Similar but I would prefer a representative democracy but where the representatives need to be national experts on what they are deciding. So for instance if it's medicine then the representatives need to be physicians and medical scientists, and previous heads of hospitals. If it's dealing with the environment then the representatives need to be environmental scientists, civic engineers, and so on. Aka have the most informed people for that which you are trying to make decisions. Even better, have their policies reviewed by a body of their peers the same way scientific publishing works to get a measure on how good or bad their ideas are. Even better, test their ideas when they've been implemented to see if they're actually working.
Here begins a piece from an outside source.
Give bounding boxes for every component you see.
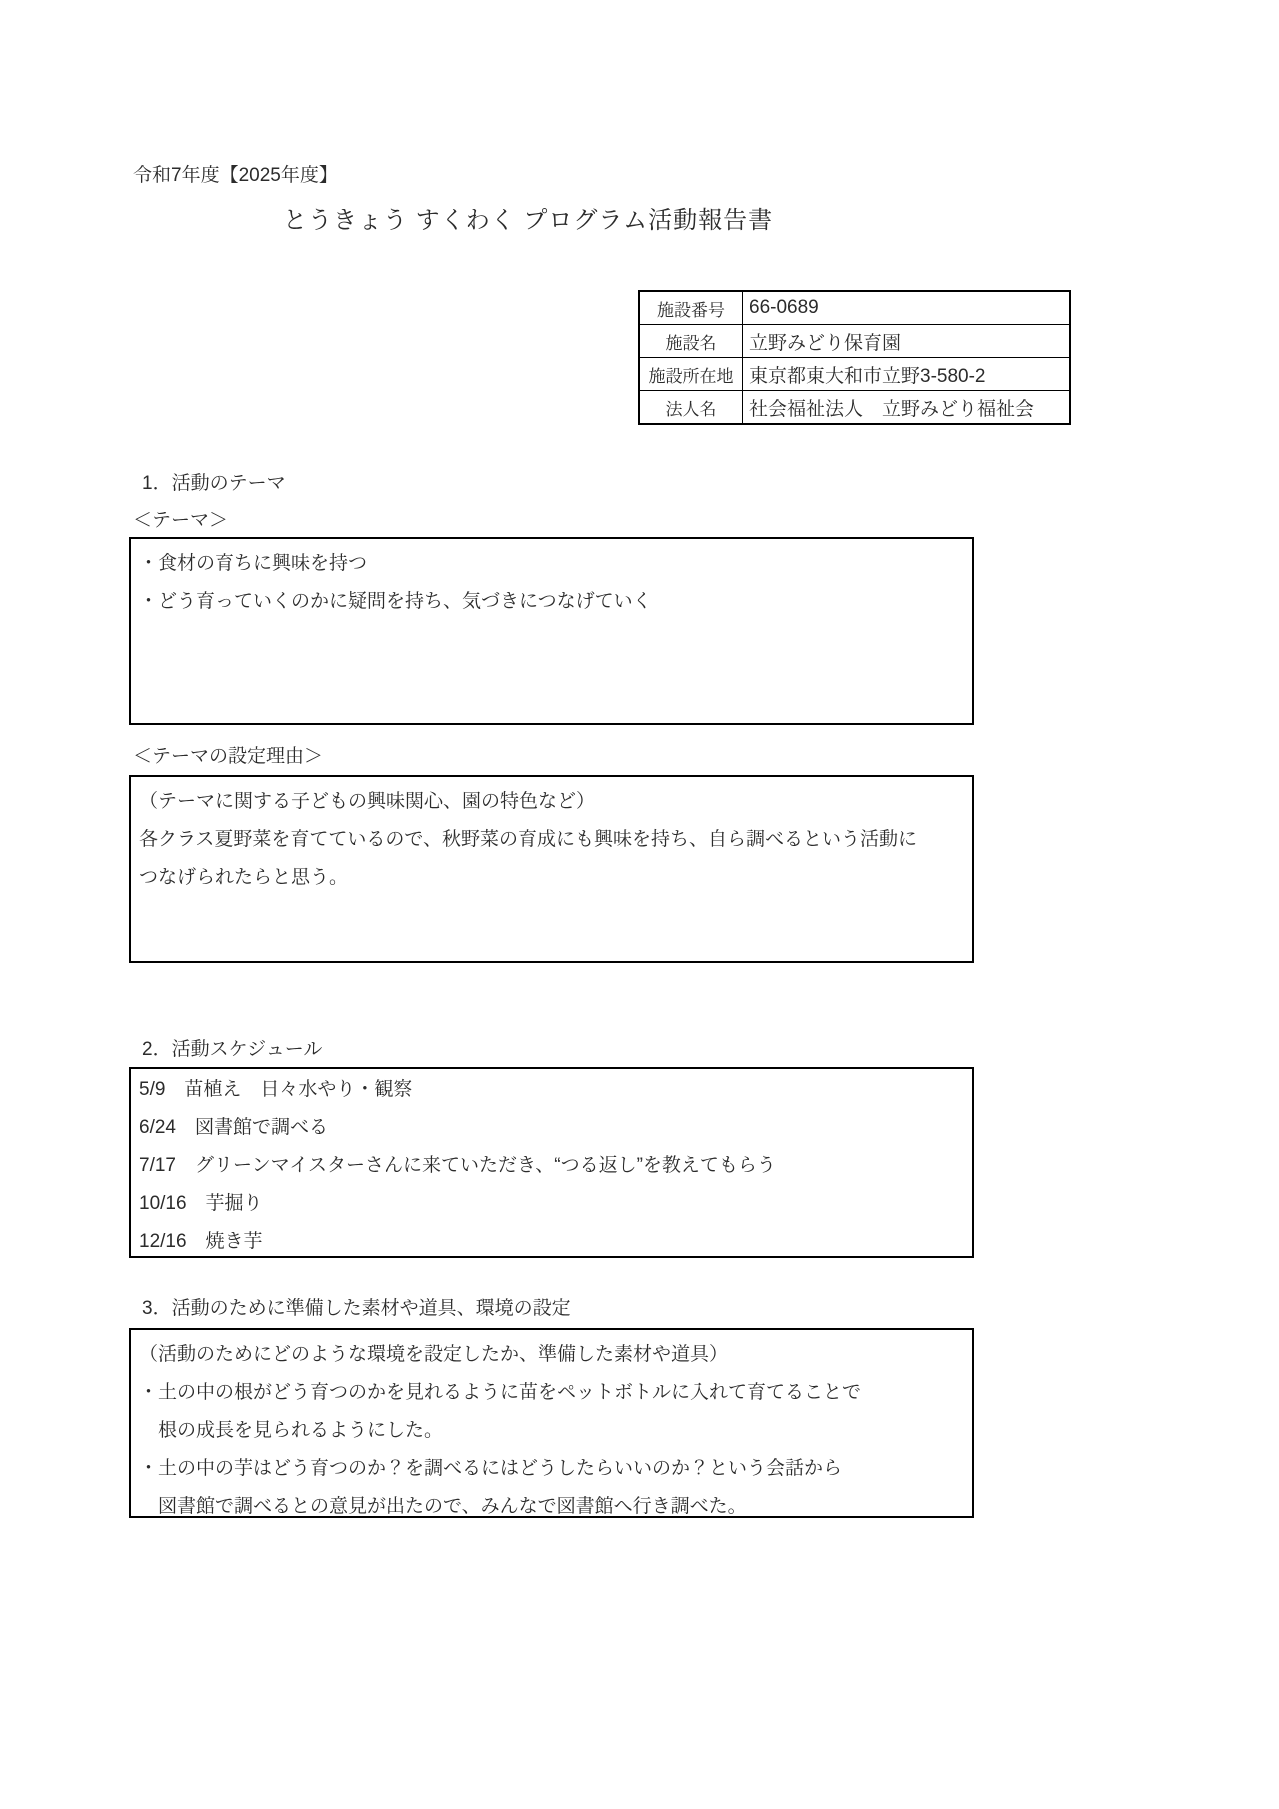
- materials-line-5: 図書館で調べるとの意見が出たので、みんなで図書館へ行き調べた。: [139, 1496, 747, 1517]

[–] isVeryLoud@lemmy.ca 1 points 7 hours ago (1 children)

I wasn't making a political point with the video, but your points are interesting.

I agree that, as far as I understand it right now, body-reviewed policies are the democracy we should have.

How about also requiring someone to have experience or a degree in a specific field to vote on specific issues? For example, I've been working in tech for a decade, I should be able to vote on technology policies, but not on medical policies.

[–] cattywampus@lemmy.world 2 points 7 hours ago

That's a fair additive although it can be difficult to define the boundaries. Particularly tech can have a far reaching influence and arguably global influence these days. If the scope of the policy is narrow then I can imagine that being functional, if the scope is potentially global then that may become an issue.